Last month, the company outlined a SEK1.25 billion ($150 million) investment at Kristineberg – most of which is conditional on a production expansion permit – towards further developing the mine towards the Rävliden mineralisation. The expansion is expected to contribute to an increase in milled volumes in the Boliden Area to 1.8 Mt/y.
While this is happening, the company, in partnership with Epiroc, has been testing a 14 t ST14 Battery LHD at the mine.
Testing of the machine commenced in the March quarter and is expected to last 12 months. It has involved the installation of a battery swap and charging station (with overhead crane), and the switching of two batteries on site as testing has ramped up.
Patrik Hansson, Senior Development Engineer of Mining Technology at Boliden Mines, told IM the testing has been limited to a specific part of the mine – the L-Area, 850-1,000 m level. He said the ST14 Battery is the first battery-powered LHD tested across the company.
“We have several KPIs that we are following and evaluating, and comparing to our normal diesel equipment,” Hansson said. Included among the KPI list is tramming distance, driving time, equipment utilisation, equipment availability, production (t/mth), energy consumption (kWh/t), operator acceptance, ambient temperature, air quality (CO, NOx, CO2, diesel particulate matter), humidity level and noise level.
Boliden has submitted an application for expanded production at the Kristineberg mine to the Swedish Land and Environment Court. At the same time, it has decided to make preparatory investments in, among other things, infrastructure and water treatment. Conditional on the application being approved, Boliden will complete the investment, which includes a new ramp and a new crushing station. Production is expected to start in 2023.
In addition to increased mine production, a completed expansion means the life of the Kristineberg mine will be extended and that capacity utilisation in the Boliden Area’s concentrator will be improved.

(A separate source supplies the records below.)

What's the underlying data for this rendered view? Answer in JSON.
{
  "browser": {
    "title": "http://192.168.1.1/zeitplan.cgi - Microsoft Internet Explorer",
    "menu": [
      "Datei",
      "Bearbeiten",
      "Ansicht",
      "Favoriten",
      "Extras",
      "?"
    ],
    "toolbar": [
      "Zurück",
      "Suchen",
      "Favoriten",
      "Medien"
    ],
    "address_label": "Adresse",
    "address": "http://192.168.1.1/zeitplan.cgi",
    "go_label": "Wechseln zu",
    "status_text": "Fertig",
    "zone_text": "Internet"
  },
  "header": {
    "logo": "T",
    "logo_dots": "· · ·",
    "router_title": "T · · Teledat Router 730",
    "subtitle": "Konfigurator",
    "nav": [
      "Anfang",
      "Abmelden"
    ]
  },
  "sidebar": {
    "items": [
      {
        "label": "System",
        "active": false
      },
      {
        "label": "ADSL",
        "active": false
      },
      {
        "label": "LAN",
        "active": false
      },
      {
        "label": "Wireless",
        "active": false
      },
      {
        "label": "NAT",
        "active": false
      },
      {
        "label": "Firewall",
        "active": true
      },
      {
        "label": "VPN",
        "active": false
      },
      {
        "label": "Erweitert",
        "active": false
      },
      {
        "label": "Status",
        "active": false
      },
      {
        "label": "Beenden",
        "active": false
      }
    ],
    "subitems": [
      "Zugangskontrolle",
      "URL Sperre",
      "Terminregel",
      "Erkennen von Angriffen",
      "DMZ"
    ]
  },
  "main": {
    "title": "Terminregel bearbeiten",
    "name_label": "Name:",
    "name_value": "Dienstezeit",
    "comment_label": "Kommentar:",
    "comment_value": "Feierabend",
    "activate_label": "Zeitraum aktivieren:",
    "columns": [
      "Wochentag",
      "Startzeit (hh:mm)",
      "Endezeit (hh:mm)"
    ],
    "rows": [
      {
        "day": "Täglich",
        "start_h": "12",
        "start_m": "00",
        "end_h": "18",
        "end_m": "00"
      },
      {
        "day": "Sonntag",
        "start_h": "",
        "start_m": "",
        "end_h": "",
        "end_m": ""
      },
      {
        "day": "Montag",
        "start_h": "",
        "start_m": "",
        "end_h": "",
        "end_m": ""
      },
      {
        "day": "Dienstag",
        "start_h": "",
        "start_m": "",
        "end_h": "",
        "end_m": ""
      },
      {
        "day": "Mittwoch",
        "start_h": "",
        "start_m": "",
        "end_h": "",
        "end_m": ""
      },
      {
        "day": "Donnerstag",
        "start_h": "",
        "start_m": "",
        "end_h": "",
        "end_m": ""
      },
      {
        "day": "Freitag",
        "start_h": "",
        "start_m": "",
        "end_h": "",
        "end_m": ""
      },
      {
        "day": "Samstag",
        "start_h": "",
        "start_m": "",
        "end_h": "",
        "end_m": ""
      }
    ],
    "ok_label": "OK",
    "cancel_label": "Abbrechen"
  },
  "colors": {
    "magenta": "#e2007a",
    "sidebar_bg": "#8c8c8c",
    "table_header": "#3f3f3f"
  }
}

At Kristineberg, cut and fill mining and drift and fill mining methods are used to mine the mineralised material underground. Generally, levels wider than 10 m are mined with drift and fill mining. In levels with widths between 6-10 m, slashing is used to mine any remaining mineralised material on the walls of the mining room. In the uppermost slices, residual mining is also practiced to mine the sill pillars.